Walter Kamphoefner HIST 481-900: “Becoming American (on their own terms): U.S. Immigration and Ethnicity” Immigration has become a hot political topic in recent decades. It’s not what people know about immigration that concerns me; it’s the things they “know” that simply aren’t true. This seminar presents an opportunity to explore a variety of topics, among them the sources and persistence of ethnic identity across two centuries; its interaction with issues of race, religion, wars and politics, language, education, and social mobility; immigrants’ images of America and Americans or vice versa; various nativist and anti-immigrant movements; contrasts and continuities between contemporary immigration patterns and those of earlier eras. Students can take the opportunity to explore their own ethnic heritage, but this is merely an option. There are sufficient primary sources that have been translated into English that no heritage language competence is necessary. Students will develop an original research paper in this writing-intensive (W) course.

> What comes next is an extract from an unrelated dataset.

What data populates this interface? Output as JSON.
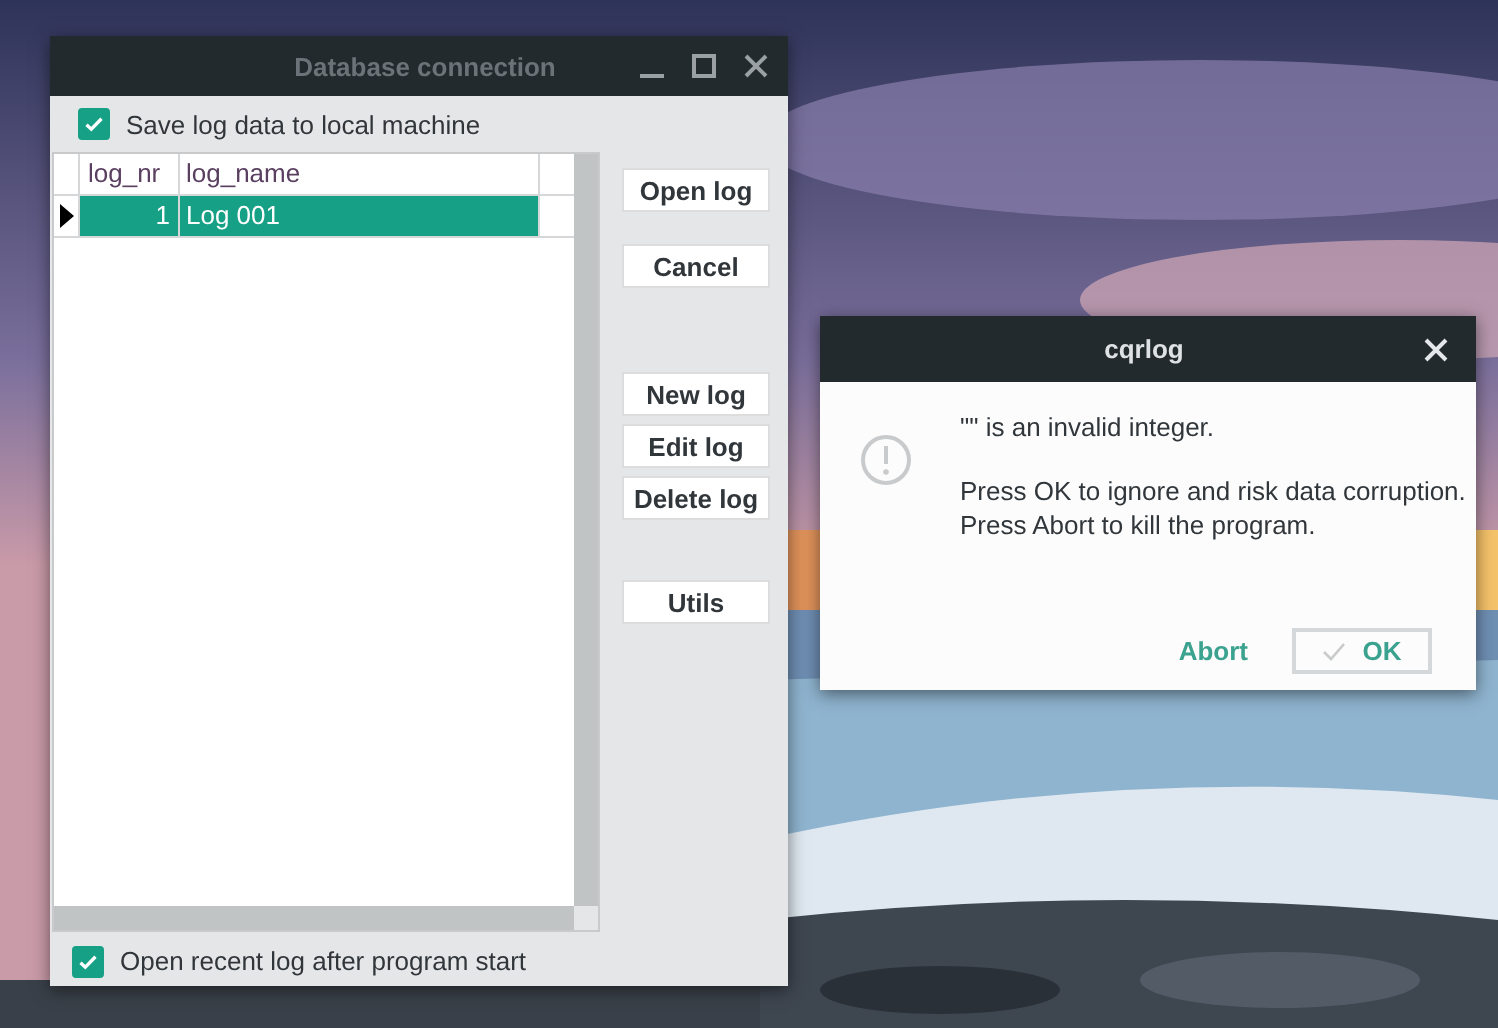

Sarah McNamara HIST 481-902: “Feminism(s) in the United States” In a multi-racial and multi-ethnic nation, what does feminism mean? This course examines the intersections of race, ethnicity, class, sexuality and gender to explore the multiple meanings of feminisms in the twentieth century United States. Students will investigate how women of different national, ethnic, and racial backgrounds have been included and excluded from feminist action, and, as a result, reinterpreted and defined feminism on their own terms. As an advanced writing and research seminar, this course asks students to critically analyze academic texts, interpret primary documents, and produce a research paper using historical methods.

Verity McInnis HIST 481-901: “Nineteenth-Century Women in the U.S. West” During the semester we will examine the experiences of diverse communities of women residing in the U.S. West during the nineteenth and early twentieth centuries. The West was a complex historical space, a landscape of shifting meanings and cultural productions. Indeed, popular culture and mythology of the West focuses, almost exclusively, on male historical actors. This course, however, will examine the female experience. Using primary and secondary sources we will examine intersections of gender, class, race, and ethnicity, to reveal the individual challenges women faced, how they contested the traditional distribution, and accessed avenues, of power to re-negotiate and construct new social realities, identities, and status. In studying different female experiences, a greater understanding emerges that helps to more accurately explain the past. The major project that drives this seminar forward is the completion of a research paper which offers a UNIQUE argument based on primary and secondary sources.

Professor TBA HIST 481-903: “Teenagers in Postwar Europe” When we think of Europe in the decades after World War II, we often think of teenagers. Teenagers swarmed to Beatles concerts and screamed till they were hoarse. Teenagers protested in the streets in 1968 and demanded societal change. In the 1980s, immigrant youths clamored for more rights for their communities and introduced hip hop to Europe. This course surveys the history of European teenagers from the 1950s through the 1990s. Students will read and analyze historical primary and secondary sources to understand how the teenager developed into an important category in postwar Europe. Students will have the opportunity to develop an original research paper related to the history of the teenager.